Introduction to Bayesian Statistics. The basic concept of Bayesian Statistics and its main difference from classical Statistics. Advantages of Bayesian Statistics. The Bayes Theorem.
Prior distributions. Relative likelihood method, histogram method, fit distribution with a given functional form, conjugate prior distributions, non-informative prior distributions (vague, Jeffreys distributions), Bayes empirical analysis, hierarchical prior distributions.

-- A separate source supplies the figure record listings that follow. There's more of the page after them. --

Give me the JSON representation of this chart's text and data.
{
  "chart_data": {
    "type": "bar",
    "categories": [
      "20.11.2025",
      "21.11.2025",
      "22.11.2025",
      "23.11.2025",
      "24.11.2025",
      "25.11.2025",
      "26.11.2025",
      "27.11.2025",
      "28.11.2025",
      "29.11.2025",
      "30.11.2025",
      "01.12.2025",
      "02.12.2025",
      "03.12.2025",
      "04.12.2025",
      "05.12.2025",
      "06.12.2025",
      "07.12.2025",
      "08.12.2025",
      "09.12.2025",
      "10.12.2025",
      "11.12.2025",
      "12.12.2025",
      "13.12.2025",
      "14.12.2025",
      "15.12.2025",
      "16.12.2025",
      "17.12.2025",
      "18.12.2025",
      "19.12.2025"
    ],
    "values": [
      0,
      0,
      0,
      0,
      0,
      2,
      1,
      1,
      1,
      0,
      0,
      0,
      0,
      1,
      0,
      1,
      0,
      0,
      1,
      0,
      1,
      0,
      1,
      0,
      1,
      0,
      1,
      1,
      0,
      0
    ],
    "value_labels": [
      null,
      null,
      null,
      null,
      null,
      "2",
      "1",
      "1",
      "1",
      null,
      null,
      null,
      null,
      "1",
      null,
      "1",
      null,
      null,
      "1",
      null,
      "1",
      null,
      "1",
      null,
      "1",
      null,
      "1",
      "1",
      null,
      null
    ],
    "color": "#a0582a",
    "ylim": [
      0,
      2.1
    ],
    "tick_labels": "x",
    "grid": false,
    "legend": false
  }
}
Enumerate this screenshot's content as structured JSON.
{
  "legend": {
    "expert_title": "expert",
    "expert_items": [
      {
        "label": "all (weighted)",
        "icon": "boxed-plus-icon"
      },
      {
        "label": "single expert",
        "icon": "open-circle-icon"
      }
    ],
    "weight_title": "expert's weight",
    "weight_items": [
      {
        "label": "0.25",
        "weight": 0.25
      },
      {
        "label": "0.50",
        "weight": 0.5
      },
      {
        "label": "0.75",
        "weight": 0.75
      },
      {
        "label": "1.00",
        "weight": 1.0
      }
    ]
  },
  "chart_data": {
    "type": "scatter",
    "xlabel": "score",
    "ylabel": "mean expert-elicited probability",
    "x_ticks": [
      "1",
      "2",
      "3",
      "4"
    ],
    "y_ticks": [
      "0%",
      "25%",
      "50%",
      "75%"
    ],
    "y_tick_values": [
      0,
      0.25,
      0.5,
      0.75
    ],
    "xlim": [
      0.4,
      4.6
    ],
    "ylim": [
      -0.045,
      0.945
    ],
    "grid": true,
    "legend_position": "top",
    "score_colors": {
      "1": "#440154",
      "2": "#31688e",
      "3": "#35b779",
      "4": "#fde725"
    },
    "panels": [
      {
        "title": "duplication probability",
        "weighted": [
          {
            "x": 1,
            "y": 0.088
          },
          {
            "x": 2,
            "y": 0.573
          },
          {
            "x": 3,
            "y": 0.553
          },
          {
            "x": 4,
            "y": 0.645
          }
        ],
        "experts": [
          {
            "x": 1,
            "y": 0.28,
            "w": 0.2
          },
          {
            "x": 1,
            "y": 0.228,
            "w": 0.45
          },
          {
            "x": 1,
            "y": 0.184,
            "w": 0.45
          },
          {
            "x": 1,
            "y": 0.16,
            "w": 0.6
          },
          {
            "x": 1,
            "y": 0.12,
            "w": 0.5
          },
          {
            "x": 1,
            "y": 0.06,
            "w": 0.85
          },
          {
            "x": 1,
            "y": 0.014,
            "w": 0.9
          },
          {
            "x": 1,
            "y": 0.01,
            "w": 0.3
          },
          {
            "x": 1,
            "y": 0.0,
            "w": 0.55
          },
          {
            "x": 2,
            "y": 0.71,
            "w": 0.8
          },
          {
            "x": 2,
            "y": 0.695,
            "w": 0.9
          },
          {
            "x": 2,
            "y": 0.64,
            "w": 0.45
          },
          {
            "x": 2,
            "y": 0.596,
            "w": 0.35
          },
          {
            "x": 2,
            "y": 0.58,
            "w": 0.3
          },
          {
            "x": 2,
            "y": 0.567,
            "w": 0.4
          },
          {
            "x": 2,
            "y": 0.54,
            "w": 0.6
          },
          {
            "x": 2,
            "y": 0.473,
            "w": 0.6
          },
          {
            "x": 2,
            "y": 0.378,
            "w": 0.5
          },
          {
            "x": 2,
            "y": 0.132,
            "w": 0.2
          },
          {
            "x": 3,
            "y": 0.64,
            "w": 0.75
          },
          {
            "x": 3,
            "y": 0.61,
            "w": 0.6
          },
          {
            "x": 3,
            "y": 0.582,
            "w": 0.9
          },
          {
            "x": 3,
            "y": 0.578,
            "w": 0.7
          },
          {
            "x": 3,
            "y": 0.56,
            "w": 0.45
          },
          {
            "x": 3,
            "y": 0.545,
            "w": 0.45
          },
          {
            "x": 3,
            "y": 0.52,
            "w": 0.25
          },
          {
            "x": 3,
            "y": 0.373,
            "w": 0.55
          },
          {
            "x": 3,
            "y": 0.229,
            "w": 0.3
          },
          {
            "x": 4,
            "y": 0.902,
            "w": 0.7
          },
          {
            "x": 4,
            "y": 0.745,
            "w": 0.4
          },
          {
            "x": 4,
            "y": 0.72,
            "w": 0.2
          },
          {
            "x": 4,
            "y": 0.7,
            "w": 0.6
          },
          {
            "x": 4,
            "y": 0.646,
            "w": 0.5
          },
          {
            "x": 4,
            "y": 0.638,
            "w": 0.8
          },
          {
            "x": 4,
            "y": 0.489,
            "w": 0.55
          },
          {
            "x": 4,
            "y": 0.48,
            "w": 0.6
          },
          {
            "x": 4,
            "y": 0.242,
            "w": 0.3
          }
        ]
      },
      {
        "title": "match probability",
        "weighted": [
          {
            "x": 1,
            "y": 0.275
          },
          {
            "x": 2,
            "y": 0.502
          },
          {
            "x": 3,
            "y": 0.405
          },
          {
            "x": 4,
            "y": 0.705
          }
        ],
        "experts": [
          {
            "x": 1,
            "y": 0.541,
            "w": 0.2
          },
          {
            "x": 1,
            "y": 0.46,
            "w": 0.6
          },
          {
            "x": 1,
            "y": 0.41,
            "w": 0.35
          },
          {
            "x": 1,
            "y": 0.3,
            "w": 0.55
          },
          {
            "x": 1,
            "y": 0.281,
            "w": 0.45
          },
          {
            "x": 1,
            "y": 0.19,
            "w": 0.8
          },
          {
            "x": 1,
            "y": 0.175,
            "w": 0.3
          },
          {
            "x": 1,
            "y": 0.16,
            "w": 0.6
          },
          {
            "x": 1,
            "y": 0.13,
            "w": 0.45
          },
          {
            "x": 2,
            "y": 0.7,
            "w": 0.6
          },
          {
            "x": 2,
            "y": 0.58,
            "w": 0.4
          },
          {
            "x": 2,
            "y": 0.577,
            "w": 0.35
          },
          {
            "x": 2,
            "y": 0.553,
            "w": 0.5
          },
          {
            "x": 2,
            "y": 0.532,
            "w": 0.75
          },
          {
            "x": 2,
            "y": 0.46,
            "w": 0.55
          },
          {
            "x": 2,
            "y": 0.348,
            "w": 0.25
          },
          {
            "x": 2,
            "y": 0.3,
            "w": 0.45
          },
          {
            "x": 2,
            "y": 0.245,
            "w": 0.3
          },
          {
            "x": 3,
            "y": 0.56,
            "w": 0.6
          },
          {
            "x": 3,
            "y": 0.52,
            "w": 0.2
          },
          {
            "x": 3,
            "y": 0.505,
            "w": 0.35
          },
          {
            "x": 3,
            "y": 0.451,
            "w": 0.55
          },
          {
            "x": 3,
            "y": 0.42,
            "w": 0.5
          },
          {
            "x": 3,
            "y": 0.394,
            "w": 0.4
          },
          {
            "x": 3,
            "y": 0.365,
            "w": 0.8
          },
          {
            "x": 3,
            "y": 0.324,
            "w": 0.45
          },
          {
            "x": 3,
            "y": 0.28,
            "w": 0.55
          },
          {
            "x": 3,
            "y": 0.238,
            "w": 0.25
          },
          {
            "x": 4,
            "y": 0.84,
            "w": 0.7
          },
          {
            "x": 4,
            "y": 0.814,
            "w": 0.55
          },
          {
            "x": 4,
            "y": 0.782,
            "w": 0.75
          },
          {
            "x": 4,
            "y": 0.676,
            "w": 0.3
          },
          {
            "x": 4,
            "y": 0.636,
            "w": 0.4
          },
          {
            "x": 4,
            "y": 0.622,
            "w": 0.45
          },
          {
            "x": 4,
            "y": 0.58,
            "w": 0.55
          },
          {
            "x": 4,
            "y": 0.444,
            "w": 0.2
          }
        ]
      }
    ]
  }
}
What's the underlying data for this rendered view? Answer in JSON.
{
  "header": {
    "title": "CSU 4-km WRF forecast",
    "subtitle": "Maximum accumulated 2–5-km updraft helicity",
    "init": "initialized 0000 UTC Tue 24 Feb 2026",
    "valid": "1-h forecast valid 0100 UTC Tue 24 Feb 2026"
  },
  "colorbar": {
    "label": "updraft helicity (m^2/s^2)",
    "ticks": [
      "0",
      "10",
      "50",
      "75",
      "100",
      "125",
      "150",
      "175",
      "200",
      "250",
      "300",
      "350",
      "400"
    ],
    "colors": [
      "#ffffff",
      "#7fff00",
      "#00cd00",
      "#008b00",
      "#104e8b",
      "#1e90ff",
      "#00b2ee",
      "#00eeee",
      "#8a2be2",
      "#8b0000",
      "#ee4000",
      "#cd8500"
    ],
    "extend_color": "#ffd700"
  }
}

Posterior distribution: Compute the posterior distribution using various prior distributions. Compute the posterior distribution on data sets extensively used in the bibliography
Bayesian Inference: Elements of Statistical Decision Theory and Bayesian Decision Theory: loss function, risk function, decision rules, Bayes risk, Bayes rule and Bayes decision. Bayes estimators (posterior mean and median), Credible sets, Hypothesis tests (Bayes Factor, Fit of prior distributions for simple hypotheses). Predictive distributions.
Simulation: Pseudo random number simulation, Inverse method, accept - reject method, Importance Sampling. Introduction to Markov Chain Theory, Introduction to Markov Chain Monte Carlo (MCMC) methods, Metropolis - Hastings algorithm, Gibbs Sampler, Hybrid Gibbs Sampler.